Harry Potter and the Legacy of John Hughes
In light of The Breakfast Club re-release, which debuted at SXSW on Monday and has a wide release March 26, we take a moment to ponder the unlikely influence of John Hughes on the Harry Potter franchise.
“Oh, to be young and to feel love’s keen sting.” —Albus Dumbledore, Harry Potter and the Half-Blood Prince
The fever pitch in the sixth Harry Potter film, 2009’s Harry Potter and the Half-Blood Prince, comes when nervous, angsty, 16-year-old Harry crosses paths with a freshly bathed Ginny Weasley. By this time in the story, our hero has faced all the requisite beasts and villains: giants, dragons, confidants-turned-werewolves, a psychopathic mage set on murdering Harry and leading a global genocide. Over six years, horror and heartbreak have forged a nerdy outsider into a bold champion. But confronted on a dimly lit landing by a cute, forward, 15-year-old girl, Harry becomes a puddle. He melts like Molly Ringwald’s Sam next to super hunk Jake Ryan.
No films since John Hughes’ awesome ’80s streak of high school chronicles—Sixteen Candles, The Breakfast Club, Weird Science, Pretty in Pink, Ferris Bueller’s Day Off, and Some Kind of Wonderful—explore the emotional lives of teenagers with the same honesty, insight and humor as the Potter series. For huge chunks of the later films, wands and broomsticks disappear and let hormones and pubescent existentialism steer the action. Generally, these are the best parts of the franchise.
The Potter films have a direct lineage to Hughes. Frequent Hughes collaborator Chris Columbus helmed the first two Potter movies and served as a co-producer on the third. Columbus’ work with Hughes came after the latter slipped from R through PG-13 into PG territory—Columbus directed and Hughes wrote and produced the early Home Alone installments, and the pair teamed for the forgotten John Candy vehicle, Only the Lonely.

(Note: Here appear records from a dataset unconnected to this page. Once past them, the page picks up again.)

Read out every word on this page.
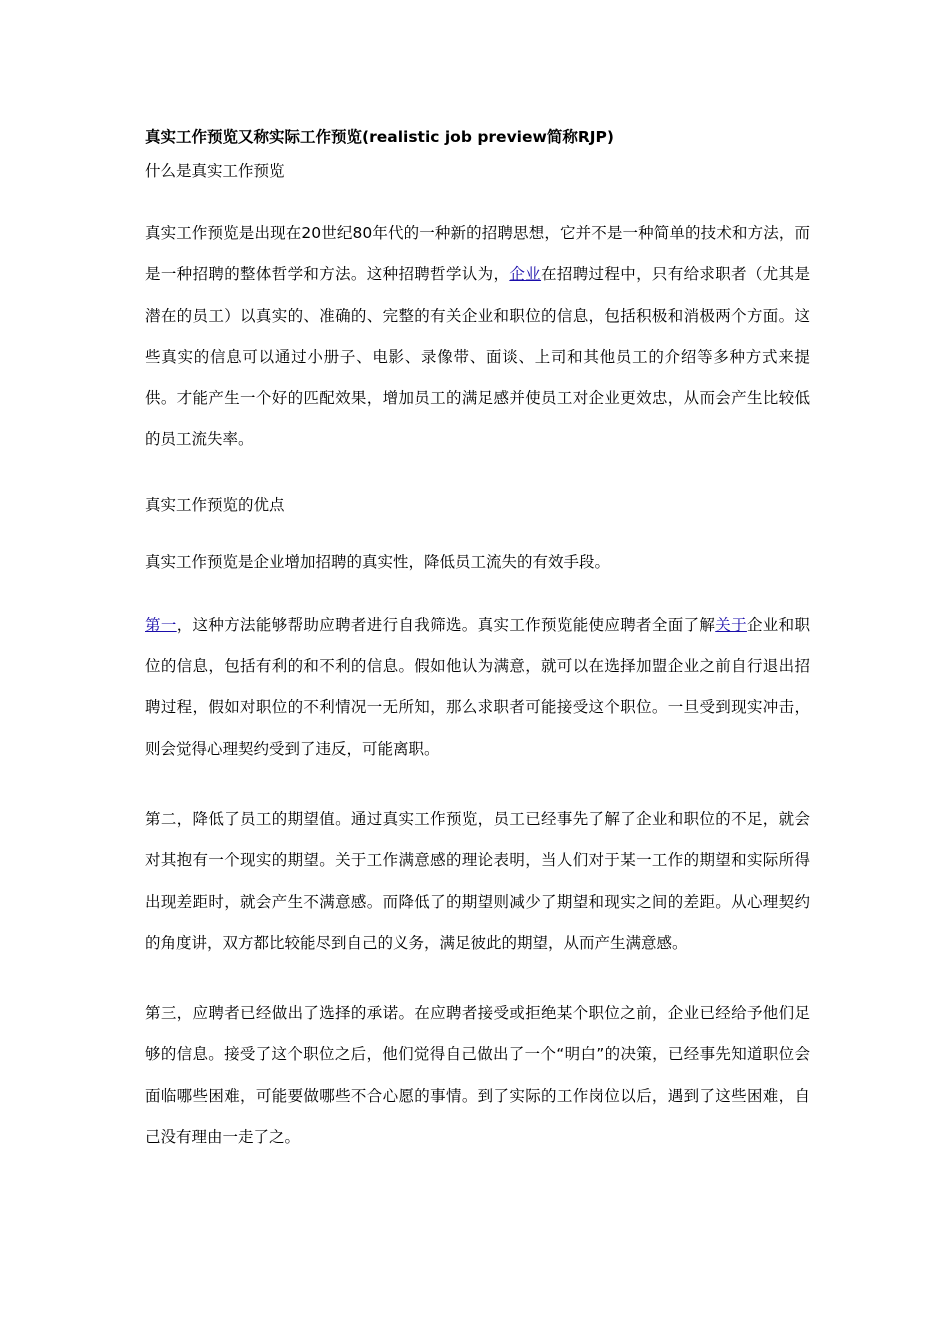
真实工作预览又称实际工作预览(realistic job preview简称RJP)

什么是真实工作预览

真实工作预览是出现在20世纪80年代的一种新的招聘思想，它并不是一种简单的技术和方法，而是一种招聘的整体哲学和方法。这种招聘哲学认为，企业在招聘过程中，只有给求职者（尤其是潜在的员工）以真实的、准确的、完整的有关企业和职位的信息，包括积极和消极两个方面。这些真实的信息可以通过小册子、电影、录像带、面谈、上司和其他员工的介绍等多种方式来提供。才能产生一个好的匹配效果，增加员工的满足感并使员工对企业更效忠，从而会产生比较低的员工流失率。

真实工作预览的优点

真实工作预览是企业增加招聘的真实性，降低员工流失的有效手段。

第一，这种方法能够帮助应聘者进行自我筛选。真实工作预览能使应聘者全面了解关于企业和职位的信息，包括有利的和不利的信息。假如他认为满意，就可以在选择加盟企业之前自行退出招聘过程，假如对职位的不利情况一无所知，那么求职者可能接受这个职位。一旦受到现实冲击，则会觉得心理契约受到了违反，可能离职。

第二，降低了员工的期望值。通过真实工作预览，员工已经事先了解了企业和职位的不足，就会对其抱有一个现实的期望。关于工作满意感的理论表明，当人们对于某一工作的期望和实际所得出现差距时，就会产生不满意感。而降低了的期望则减少了期望和现实之间的差距。从心理契约的角度讲，双方都比较能尽到自己的义务，满足彼此的期望，从而产生满意感。

第三，应聘者已经做出了选择的承诺。在应聘者接受或拒绝某个职位之前，企业已经给予他们足够的信息。接受了这个职位之后，他们觉得自己做出了一个“明白”的决策，已经事先知道职位会面临哪些困难，可能要做哪些不合心愿的事情。到了实际的工作岗位以后，遇到了这些困难，自己没有理由一走了之。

But Columbus didn’t adopt much of his mentor’s mid-’80s aesthetic. Columbus filled Hogwarts with children mugging for the camera and delivering plucky lines. The second film added a whiff of romance—we get a flustered Ginny who’s obviously sweet on Harry and a hint she’ll be the fulcrum pushing Harry into adolescence. But mostly these kids exist in a pre-sexual world. Yet Columbus saw the future and wisely selected a successor who knew young actors and hot threesomes: Alfonso Cuarón’s résumé included the World War I boarding school drama A Little Princess and the wild, sensual romp Y Tu Mamá También.

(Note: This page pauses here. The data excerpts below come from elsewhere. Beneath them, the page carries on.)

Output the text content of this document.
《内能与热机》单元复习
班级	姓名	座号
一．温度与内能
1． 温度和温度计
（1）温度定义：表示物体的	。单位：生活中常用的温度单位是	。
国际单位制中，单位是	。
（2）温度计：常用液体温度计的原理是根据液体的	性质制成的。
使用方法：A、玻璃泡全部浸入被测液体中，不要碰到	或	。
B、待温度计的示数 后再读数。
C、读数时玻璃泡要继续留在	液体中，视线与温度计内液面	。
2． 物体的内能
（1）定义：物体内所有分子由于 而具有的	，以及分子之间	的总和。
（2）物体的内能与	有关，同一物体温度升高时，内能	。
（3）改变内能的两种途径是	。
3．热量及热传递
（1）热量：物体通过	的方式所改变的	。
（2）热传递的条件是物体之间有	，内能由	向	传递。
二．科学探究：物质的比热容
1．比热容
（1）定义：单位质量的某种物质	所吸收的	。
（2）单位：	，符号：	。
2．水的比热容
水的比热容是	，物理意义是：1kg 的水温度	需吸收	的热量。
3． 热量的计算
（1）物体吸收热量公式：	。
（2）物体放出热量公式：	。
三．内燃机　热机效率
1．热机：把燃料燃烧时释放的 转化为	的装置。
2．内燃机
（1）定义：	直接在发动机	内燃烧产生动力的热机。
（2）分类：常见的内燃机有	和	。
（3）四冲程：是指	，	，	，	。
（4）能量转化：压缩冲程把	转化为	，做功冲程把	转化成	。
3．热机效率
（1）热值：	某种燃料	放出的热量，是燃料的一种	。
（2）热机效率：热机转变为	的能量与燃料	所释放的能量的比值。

For part three, The Prisoner of Azkaban, director Cuarón inherited a cast who had recently figured out how to act and, because the unexpected death of Dumbledore actor Richard Harris delayed shooting, aged a year and a half. Many label Cuarón’s chapter the pinnacle of the series because he distilled the essence of the book while expanding the wizarding world and inserting art into a simple Hollywood blockbuster. But the next three films are better. They’re better because they’re more John Hughesian.
Cuarón ushered in a burst of arousing energy complicating schoolyard friendships, but the story had yet to take up the inexplicable, unavoidable attractions that occur in any odd constellation of teens. (See The Breakfast Club for the definitive example). Mostly, Cuarón decides whose shoulder Hermione should cry on, literally—most of the intimate tension comes when Hermione picks a hand to hold or boy to hug first or chest to collapse upon and whimper into. But the Gryffindor gang need a few more variables to make the hormones volatile. Hey, how about taking a close knit group of 14-year-olds, mixing in some devastatingly attractive, seemingly unattainable upperclassmen from other schools and forcing them all to go to their first dance a la The Goblet of Fire?